Look at the hierarchy of information. What does someone see first? Is that the most important thing they need to know? Most web pages bury the lead because the writer was working from a document structure rather than thinking about how a reader’s eye moves through a page.

Finally, read the copy aloud. This is an old copywriting trick that still works. If it sounds unnatural when spoken, it will feel unnatural when read. Good web copy has a rhythm that reflects how people actually talk. If it does not, it usually means the writer was writing for search or for an internal audience rather than for a real person.

BCG’s pricing and go-to-market research touches on something relevant here: the long tail of B2B markets and how messaging needs to be calibrated to the specific segment being targeted. Generic copy that tries to serve the whole market typically performs worse than copy written for a narrower, better-defined audience. That principle applies whether you are pricing a product or writing a service page.

About the Author

Keith Lacy is a marketing strategist and former agency CEO with 20+ years of experience across agency leadership, performance marketing, and commercial strategy. He writes The Marketing Juice to cut through the noise and share what works.

Frequently Asked Questions

What is the difference between a website content writer and a copywriter?
The terms are often used interchangeably but they describe different things. A copywriter traditionally focuses on persuasion, writing advertising, direct response, and sales copy designed to prompt an immediate action. A website content writer focuses on the full range of on-site text, including informational pages, service descriptions, and about pages, that may not always have a direct conversion goal but still need to serve a commercial purpose. In practice, the best website content writers have strong copywriting instincts, but the scope of the role is broader.
How much does a website content writer cost?
Rates vary significantly depending on experience, specialism, and engagement model.

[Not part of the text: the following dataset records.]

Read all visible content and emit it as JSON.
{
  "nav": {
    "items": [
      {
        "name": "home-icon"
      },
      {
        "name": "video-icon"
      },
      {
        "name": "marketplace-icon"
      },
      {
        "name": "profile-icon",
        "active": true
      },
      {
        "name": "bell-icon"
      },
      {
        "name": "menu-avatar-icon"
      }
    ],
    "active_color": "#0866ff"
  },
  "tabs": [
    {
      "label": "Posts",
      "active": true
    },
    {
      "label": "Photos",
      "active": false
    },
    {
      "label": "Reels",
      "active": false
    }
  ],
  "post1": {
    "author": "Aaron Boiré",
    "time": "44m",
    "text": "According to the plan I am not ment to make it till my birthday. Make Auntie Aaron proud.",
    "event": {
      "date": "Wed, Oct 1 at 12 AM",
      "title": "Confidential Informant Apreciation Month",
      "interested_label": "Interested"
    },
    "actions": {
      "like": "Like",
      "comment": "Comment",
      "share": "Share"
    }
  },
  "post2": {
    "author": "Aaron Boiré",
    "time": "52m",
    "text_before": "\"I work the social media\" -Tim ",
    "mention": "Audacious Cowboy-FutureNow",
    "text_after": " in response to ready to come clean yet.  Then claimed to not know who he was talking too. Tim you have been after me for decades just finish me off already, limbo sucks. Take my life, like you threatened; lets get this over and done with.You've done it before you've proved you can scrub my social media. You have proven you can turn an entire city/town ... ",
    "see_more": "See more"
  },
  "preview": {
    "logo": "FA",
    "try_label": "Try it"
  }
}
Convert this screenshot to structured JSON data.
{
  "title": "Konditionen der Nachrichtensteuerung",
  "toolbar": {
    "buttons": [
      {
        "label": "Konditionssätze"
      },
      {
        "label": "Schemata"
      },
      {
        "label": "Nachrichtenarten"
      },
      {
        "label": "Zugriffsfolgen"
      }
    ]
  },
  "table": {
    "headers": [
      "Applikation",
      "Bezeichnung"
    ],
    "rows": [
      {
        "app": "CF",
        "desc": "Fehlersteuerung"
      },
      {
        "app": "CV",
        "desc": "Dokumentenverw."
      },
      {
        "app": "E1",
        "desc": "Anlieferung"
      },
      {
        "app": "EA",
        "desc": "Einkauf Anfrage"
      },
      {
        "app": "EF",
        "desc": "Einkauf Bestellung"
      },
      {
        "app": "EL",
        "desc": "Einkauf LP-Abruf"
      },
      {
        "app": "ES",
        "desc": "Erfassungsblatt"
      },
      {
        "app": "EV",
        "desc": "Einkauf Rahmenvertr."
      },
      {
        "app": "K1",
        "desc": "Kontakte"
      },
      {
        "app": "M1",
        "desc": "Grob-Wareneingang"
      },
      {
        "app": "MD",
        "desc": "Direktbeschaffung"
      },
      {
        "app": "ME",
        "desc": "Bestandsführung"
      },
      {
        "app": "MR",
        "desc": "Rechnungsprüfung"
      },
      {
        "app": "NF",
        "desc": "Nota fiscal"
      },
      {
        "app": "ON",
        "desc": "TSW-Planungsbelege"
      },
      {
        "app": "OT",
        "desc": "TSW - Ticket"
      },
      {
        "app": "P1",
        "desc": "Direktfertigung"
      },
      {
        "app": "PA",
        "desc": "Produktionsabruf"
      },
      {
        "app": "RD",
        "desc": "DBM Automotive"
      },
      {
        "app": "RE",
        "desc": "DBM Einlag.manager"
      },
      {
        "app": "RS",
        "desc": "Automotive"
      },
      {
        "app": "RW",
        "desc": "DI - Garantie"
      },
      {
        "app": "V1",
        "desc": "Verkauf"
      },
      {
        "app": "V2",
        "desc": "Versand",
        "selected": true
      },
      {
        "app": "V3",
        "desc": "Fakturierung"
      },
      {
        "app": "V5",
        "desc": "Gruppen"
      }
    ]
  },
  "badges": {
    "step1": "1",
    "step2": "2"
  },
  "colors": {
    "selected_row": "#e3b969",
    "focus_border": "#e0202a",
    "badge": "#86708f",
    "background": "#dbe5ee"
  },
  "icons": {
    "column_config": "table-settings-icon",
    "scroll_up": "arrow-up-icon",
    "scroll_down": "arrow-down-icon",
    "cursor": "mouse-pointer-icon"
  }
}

Freelance generalists typically charge by the word or by the page. Specialists with deep category knowledge or strong SEO skills command higher day rates. For a full website build involving multiple pages of original copy, expect the writing to be a meaningful line item in the project budget, not an afterthought. Underinvesting in copy while spending heavily on design is one of the most common and costly mistakes in website projects.
Can AI replace a website content writer?
AI can produce a first draft quickly and at low cost. What it cannot do is make the strategic decisions that determine whether that draft is right: who the audience is, what the value proposition should be, how the page fits into the broader site architecture, and what tone will resonate with a specific customer in a specific context. AI-generated copy tends to be generic because it is trained on generic inputs. If your brief is specific and commercially grounded, a skilled writer will still produce better output than an AI working from the same brief. The more useful question is whether AI can accelerate a writer’s process, and the answer to that is increasingly yes.
How long should website page copy be?
There is no universal answer. Length should be determined by what the page needs to accomplish and what the reader needs to know to take the next step. Service pages for complex B2B offerings often benefit from more depth because the purchase decision is high-stakes and buyers need reassurance. Ecommerce product pages need to be concise and scannable. Homepages need to be selective rather than comprehensive. The mistake is defaulting to a word count rather than thinking about the reader’s decision-making process and writing to that.
When should you rewrite your website copy?
The clearest signals are a change in positioning or audience, a significant drop in conversion rates that cannot be explained by traffic quality or technical issues, a rebrand, or a new product or service that the existing copy does not reflect. A more proactive trigger is when the copy no longer reflects how you would describe the business in a sales conversation. If there is a gap between what your best salespeople say and what your website says, the website is probably wrong. That gap tends to widen gradually and go unnoticed until it is causing real commercial damage.